Dados brasileiros12,13 têm indicado que as equações de predição da FAO conduzem a valores médios de TMB de 12,5% a 13,5% maiores do que aqueles obtidos por calorimetria indireta. De fato, em revisão recente, Wahrlich e Anjos14 registraram que em 10 estudos, dentre 16 encontrados na literatura, a calorimetria indireta indicou que as equações de predição da FAO superestimavam a TMB e que esta superestimação era maior entre as mulheres do que entre os homens. Em parte, o problema das equações da FAO decorre da amostra de pessoas cujas medições da TMB foram utilizadas em sua determinação, visto que 50% dos indivíduos eram italianos14.

No entanto, não existe grande disponibilidade de calorímetros indiretos e a TMB acaba sendo estimada por meio de equações, tanto em pesquisas populacionais quanto na clínica médica. Neste sentido, a escolha do valor de MC usado nas equações para estimar a TMB passa a ter um papel importante, na medida em que cada escolha representa um conceito distinto de requerimento energético e decorre de um objetivo específico. Dentre as alternativas de valor de MC destacam-se:

  • a MC observada;

  • a MC de referência;

  • a MC saudável15.

Vasconcellos e Anjos16 indicam que o uso dos valores da MC observada é adequado aos estudos de seguridade e abastecimento alimentar de uma população, quando o objetivo é a determinação da demanda de energia proveniente dos alimentos. Os valores de referência são usados quando o objetivo é determinar requerimentos que assegurem, a todos, tamanho e composição corporais compatíveis com a boa saúde a longo prazo e um nível de atividade física socialmente desejável e economicamente necessário. No entanto, estes valores pressupõem a existência de dados antropométricos de uma população de referência, por definição sadia. Por fim, os valores de MC saudável servem para estabelecer diretrizes dietéticas para uma população, determinando requerimentos energéticos que servem principalmente para prevenir a obesidade e assegurar um mínimo de reservas energéticas para o organismo. A MC Saudável, no entanto, foi definida apenas para adultos de 21 anos completos ou mais, pois os especialistas envolvidos15 consideraram que sua definição para menores de 21 anos requeria mais estudos para poder lidar com o crescimento e o desenvolvimento de crianças e adolescentes.

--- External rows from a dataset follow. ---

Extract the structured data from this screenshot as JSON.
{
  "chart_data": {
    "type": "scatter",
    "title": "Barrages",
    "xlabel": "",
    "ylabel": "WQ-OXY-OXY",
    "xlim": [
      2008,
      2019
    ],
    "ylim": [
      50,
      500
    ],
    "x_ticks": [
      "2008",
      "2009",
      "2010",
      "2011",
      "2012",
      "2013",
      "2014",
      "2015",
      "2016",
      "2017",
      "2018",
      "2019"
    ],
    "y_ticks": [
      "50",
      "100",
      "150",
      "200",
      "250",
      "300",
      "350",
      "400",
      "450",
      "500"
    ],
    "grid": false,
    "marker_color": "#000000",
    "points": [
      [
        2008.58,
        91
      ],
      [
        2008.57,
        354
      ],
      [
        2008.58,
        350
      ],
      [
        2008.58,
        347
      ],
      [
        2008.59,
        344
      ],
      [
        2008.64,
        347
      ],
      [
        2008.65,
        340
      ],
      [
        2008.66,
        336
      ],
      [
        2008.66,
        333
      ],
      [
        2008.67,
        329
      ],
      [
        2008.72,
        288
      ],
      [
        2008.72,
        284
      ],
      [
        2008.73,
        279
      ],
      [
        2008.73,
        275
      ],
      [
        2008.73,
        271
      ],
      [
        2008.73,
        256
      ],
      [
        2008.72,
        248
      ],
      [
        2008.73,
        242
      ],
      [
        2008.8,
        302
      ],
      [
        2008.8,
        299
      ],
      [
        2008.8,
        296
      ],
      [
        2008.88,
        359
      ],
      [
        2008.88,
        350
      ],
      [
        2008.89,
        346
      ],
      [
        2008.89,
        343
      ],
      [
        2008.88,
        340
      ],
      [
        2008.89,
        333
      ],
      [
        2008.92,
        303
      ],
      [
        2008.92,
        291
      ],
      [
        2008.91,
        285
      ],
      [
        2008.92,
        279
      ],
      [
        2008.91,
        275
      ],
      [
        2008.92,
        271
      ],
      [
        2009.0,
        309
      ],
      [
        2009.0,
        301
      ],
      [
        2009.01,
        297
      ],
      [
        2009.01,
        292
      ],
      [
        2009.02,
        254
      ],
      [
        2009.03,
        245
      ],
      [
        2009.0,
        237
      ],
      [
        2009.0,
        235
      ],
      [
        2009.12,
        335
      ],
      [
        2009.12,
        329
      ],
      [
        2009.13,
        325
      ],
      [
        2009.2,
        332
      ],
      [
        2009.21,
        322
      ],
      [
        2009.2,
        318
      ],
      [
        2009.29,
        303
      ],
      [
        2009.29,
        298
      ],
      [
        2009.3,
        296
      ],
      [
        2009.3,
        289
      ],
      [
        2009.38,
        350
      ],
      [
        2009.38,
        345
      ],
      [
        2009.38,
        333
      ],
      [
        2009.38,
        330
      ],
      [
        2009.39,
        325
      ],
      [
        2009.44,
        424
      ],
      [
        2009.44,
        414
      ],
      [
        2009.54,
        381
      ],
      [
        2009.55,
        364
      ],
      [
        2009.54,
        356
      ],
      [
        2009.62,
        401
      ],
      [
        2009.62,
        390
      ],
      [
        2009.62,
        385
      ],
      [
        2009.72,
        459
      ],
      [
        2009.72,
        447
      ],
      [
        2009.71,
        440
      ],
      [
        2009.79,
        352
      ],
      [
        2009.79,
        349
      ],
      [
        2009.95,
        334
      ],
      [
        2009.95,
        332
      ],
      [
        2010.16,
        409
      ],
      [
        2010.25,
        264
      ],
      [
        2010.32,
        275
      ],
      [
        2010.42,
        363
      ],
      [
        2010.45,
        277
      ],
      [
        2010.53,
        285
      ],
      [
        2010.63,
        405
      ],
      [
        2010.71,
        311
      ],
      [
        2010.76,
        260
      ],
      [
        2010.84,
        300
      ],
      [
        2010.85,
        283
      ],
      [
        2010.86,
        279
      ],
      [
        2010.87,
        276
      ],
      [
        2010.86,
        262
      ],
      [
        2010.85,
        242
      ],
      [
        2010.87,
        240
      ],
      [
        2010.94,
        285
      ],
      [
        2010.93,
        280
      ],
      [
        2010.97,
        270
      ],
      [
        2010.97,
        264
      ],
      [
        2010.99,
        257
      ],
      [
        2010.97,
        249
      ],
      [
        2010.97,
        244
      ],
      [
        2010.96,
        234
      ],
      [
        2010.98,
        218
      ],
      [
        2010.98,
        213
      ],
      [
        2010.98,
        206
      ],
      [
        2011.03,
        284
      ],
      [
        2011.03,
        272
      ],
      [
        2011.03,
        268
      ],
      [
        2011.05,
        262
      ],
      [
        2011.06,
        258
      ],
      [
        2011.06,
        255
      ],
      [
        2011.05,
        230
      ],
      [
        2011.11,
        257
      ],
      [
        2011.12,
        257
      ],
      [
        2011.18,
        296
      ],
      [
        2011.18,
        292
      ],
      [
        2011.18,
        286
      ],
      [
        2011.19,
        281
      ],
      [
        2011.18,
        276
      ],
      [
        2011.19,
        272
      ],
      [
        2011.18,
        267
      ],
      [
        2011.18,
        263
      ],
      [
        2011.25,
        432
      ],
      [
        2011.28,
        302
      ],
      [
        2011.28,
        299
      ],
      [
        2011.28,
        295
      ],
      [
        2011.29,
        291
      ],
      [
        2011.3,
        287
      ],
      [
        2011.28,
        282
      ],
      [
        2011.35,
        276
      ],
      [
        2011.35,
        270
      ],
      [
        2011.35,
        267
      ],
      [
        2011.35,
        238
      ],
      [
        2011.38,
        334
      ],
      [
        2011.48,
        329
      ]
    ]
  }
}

Ao fazer a escolha do valor de MC não se deve esquecer que os requerimentos energéticos de uma população, definidos em termos biológicos (valores de referência da MC), correspondem a uma redistribuição de energia entre os membros dessa população, quando comparado ao conceito de demanda por energia proveniente dos alimentos (valores observados de MC), na medida em que os requerimentos energéticos são reduzidos para os que têm valor de MC acima do valor de referência e aumentados para os que têm valor de MC inferior ao de referência.

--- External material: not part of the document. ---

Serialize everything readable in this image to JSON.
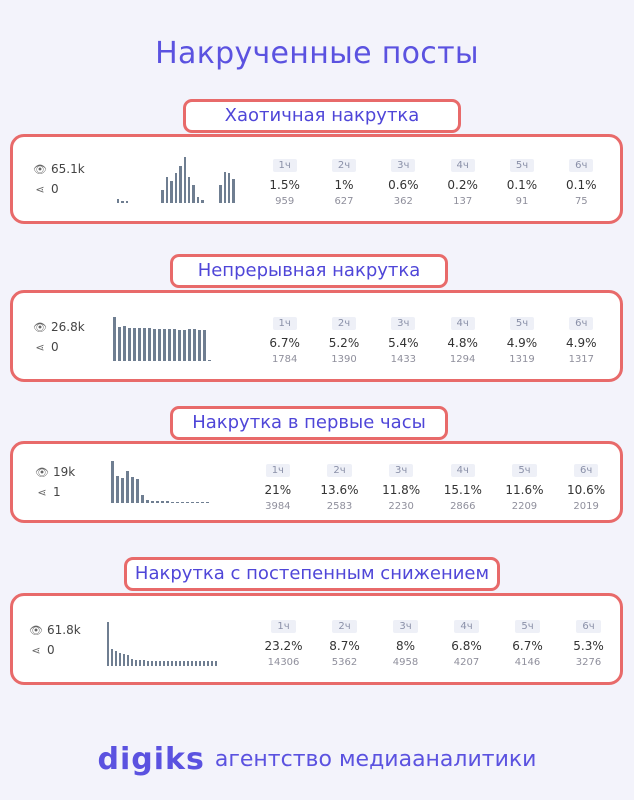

As recomendações de 1985 estabelecem requerimentos em termos biológicos e sugerem o uso dos valores de MC de referência baseados em dados disponíveis da população de referência do país ou de uma subpopulação supostamente sadia e, caso não existam dados locais, sugerem o uso de dados internacionais3.

 

Material e métodos

Os dados, utilizados neste artigo, derivam do Estudo Nacional da Despesa Familiar (ENDEF), uma pesquisa de consumo alimentar e orçamentos familiares, realizada pela Fundação Instituto Brasileiro de Geografia e Estatística (IBGE), com coleta de dados realizada entre agosto de 1974 e agosto de 197517,18. A informação do ENDEF baseia-se nos dados de 53.311 famílias e 267.446 pessoas, de uma amostra probabilística de domicílios selecionada em quatro estágios (municípios, setores do Censo Demográfico 1970, subsetores e domicílios), cujo tamanho foi definido para produzir estimativas representativas da população brasileira de 22 áreas geográficas do País19, exceto as áreas rurais das macrorregiões Norte e Centro-Oeste.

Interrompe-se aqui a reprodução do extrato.